Given the IUCN definition quoted previously it is of considerable concern that the proposed development and urban expansion of Helensburgh will substantially threaten the ecosystem of the Royal National Park in a number of ways:
(i) Degrade Water Quality
Increased urban runoff over hard impermeable surfaces, ie from gardens, motor vehicles and domestic pets - including sediments and suspended solids, organic matter, plant nutrients - nitrogen and phosphorus, greases, oils, metals, pesticides, herbicides, fertilisers, noxious & exotic plant seeds carried down from the catchment waterways.
(ii) Soil Erosion
Due to high intensity rainfall and steep terrain severe soil erosion is probable when the clearing that accompanies urban expansion gets underway. It is also likley that the problem will be compounded by the erosion of creek banks. These risks are exacerbated by the predominance of the sandstone geology.

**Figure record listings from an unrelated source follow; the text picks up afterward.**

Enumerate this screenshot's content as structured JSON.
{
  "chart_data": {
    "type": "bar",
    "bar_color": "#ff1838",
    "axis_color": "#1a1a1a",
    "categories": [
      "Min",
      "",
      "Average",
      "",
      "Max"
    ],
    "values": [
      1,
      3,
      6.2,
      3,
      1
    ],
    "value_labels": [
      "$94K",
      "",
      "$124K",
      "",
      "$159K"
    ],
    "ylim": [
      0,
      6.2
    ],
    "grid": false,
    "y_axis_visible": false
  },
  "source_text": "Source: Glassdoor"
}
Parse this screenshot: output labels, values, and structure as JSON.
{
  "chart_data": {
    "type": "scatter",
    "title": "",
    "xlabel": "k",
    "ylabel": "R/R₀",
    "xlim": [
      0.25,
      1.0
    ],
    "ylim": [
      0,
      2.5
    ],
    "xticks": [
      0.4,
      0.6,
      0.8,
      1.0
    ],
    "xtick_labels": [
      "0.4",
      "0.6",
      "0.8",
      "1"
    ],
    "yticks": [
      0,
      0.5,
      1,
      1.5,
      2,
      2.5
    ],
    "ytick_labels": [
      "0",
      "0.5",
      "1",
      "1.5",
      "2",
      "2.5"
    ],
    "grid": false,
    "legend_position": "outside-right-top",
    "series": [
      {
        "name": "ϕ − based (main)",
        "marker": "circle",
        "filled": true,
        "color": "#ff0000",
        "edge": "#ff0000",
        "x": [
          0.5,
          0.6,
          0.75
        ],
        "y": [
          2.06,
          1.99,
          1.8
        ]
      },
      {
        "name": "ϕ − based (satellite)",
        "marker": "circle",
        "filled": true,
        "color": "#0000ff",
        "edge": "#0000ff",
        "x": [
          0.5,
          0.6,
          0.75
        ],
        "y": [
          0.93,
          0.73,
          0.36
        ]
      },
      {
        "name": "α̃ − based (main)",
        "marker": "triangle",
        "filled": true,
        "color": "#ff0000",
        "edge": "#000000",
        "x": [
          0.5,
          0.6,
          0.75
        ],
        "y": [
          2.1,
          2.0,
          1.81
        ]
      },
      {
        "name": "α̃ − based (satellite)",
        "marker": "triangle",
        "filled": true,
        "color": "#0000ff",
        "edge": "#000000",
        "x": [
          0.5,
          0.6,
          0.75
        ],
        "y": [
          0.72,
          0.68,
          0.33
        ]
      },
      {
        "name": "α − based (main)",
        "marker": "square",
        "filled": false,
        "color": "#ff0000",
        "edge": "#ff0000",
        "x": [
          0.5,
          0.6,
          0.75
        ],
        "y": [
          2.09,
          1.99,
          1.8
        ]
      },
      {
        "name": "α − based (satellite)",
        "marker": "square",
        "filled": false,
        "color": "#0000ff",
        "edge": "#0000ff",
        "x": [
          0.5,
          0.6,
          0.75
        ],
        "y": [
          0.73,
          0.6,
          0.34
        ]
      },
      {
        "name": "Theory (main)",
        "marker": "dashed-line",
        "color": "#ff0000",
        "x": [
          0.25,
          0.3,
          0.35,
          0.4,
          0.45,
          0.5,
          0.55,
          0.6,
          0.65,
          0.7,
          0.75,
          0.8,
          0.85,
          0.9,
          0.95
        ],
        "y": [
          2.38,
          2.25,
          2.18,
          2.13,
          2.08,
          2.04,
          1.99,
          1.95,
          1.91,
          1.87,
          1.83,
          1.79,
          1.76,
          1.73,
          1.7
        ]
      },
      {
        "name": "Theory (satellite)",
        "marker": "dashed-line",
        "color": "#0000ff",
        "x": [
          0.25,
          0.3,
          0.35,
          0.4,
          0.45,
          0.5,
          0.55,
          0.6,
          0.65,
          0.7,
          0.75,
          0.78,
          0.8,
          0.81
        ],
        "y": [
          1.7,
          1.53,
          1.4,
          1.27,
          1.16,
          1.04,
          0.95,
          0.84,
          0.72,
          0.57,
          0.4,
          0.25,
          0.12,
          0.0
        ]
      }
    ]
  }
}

(iii) Increased Siltation of Waterways
Such siltation will lead to an increase in weeds and thus reduce water recreation at Audley.
(iv) Downstream Flooding arising from siltation effects.
This is of particular concern to Otford residents.
(v) Destruction of Rainforest Gullies due to diversion of watercourses
In particular those changes which would be necessary to construct the pollution ponds in the Gills Creek area.
(vi) Bushland Degraded
In areas surrounding the proposed housing bushland would be degraded by fire hazard reduction control burning - firetrails, soil erosion, weed invasion, use of pesticides and other toxic chemicals, rubbish dumping. All of these would have the potential to cause loss of rainforest understorey species and thus the eventual collapse of rainforest ecosystems.
(vii) Increased Wildlife Kills
The increased traffic movements, feral animals, reduced habitat area and isolation of individual wildlife corridors, bushfires - both controlled and unplanned - and the introduction of various diseases, eg enteric, will have a devastating effect on wildlife.